И по-прежнему он пытался что-то вспомнить, необычно важное для себя; он не знал, почему важное, он лишь чувствовал это, да и вообще все, о чем он вспоминал, думал, недолго держалось в нем и расплывалось, подергиваясь какой-то тончайшей пеленой, и отдалялось от него, исчезало.

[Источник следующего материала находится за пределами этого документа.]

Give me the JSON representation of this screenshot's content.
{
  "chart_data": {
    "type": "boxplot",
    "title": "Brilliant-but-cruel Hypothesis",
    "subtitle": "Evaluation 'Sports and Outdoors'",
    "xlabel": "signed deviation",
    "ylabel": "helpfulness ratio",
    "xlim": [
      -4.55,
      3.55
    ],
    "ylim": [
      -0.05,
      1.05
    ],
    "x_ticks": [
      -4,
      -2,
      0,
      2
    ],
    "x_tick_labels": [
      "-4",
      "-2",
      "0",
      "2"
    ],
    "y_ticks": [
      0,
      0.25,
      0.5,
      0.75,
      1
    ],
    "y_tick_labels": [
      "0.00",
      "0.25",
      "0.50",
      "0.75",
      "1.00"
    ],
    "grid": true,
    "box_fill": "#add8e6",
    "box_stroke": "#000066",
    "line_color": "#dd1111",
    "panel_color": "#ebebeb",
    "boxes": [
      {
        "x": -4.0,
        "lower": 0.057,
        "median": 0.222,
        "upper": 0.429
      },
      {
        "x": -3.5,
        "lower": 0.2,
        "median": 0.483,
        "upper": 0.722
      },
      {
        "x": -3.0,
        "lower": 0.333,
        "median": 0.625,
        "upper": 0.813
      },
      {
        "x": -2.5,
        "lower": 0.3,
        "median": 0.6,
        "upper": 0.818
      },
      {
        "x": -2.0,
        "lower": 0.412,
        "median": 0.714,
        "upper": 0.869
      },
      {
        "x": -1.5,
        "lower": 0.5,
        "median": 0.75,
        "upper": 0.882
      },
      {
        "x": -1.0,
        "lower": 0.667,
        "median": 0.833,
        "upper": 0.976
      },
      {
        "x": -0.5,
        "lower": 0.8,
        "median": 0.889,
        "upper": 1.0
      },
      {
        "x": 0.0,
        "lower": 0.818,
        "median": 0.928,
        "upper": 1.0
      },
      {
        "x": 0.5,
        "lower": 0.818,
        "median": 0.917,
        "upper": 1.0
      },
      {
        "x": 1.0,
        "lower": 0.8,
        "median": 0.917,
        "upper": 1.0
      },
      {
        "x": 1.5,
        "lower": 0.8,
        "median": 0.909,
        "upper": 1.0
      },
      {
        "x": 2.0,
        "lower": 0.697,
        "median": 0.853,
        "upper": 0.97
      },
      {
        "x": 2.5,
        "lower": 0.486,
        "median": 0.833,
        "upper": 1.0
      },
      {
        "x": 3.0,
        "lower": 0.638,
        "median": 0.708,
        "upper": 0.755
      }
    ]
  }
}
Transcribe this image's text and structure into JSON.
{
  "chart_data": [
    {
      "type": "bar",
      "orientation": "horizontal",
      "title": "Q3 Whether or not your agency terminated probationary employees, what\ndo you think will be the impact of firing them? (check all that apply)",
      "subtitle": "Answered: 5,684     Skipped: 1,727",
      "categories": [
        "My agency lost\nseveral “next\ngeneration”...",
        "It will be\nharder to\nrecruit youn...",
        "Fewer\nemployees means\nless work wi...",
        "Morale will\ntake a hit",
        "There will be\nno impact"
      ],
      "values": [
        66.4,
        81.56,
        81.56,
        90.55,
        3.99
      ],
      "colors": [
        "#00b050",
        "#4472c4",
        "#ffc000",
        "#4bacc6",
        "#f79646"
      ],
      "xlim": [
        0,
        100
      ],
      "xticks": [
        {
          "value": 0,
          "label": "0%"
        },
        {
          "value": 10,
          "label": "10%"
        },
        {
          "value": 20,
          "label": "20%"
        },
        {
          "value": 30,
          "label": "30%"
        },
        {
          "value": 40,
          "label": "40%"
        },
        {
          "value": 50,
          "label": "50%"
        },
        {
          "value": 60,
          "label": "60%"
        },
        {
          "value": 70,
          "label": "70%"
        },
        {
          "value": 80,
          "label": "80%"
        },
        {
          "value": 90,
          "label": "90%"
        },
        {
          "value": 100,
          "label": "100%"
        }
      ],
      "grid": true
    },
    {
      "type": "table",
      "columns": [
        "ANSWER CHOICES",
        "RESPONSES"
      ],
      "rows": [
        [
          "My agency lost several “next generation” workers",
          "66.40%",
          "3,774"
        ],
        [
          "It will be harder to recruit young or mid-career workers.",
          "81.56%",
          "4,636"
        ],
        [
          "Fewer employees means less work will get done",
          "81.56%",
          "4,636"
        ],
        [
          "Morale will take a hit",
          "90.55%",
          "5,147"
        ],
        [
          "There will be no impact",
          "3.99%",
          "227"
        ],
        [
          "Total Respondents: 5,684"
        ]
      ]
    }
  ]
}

Он уже и тело свое мало чувствовал, он с каждой минутой словно высвобождался из него, вот только вспыхивающая временами боль мешала, но он терпел. «Ах, да, да, — сказал он торопливо, — вот что я не мог вспомнить: фата-моргана, мираж». Ему с самого раннего детства, как он помнил себя, хотелось увидеть мираж, а теперь он знал, что это такое; у него на белом, бескровном лице с сохнувшей на губах и подбородке кровью, появился легкий еле заметный румянец; довольный, он попытался улыбнуться. Он жил и будет жить во всех измерениях, миражи ведь возникают из ничего, как таинственное безумие матери, как ее смех; да ведь зачем он тогда родился, нужно немедленно что-то предпринять, зацепиться за последний рубеж...
«Да вот я не поддамся, — подумал он еще, — ни за что не поддамся, назло всему ползти буду, пусть даже мне придется кровью блевать... Вот возьму и поползу!» И он судорожно и тяжело всхлипнул и дернулся; тягучая волна боли заставила его крепко стиснуть зубы; небо над ним начало темнеть, и он сразу понял, что это чудовищное, непостижимое оно придвинулось теперь вплотную и уже начинает смыкаться в нем в одну нестерпимо тяжкую точку. И уже в следующую минуту началось удушье. «Ухожу, ухожу», — мелькнуло в нем отрешенно, он почувствовал странную, даже какую-то приятную горечь во рту, и потом показалось, что набухшая камнем грудь сейчас лопнет — до того стало тяжко, нечем дышать; удушье прошло по всему телу, и в груди действительно вспыхнуло и взорвалось; через минуту все было кончено; к рассвету луна закатилась и усилилась росная тяжесть трав, и скоро стали бить перепела.
А на следующий день к вечеру случилась гроза, и даже малые реки на короткое время вышли из берегов от проливного дождя, затопили луга вокруг; над лесом стоял приглушенный стон, часто рассекаемый треском грома; бушевала самая настоящая летняя гроза, такая, какие бывают часто в этой местности во время сенокосной страды.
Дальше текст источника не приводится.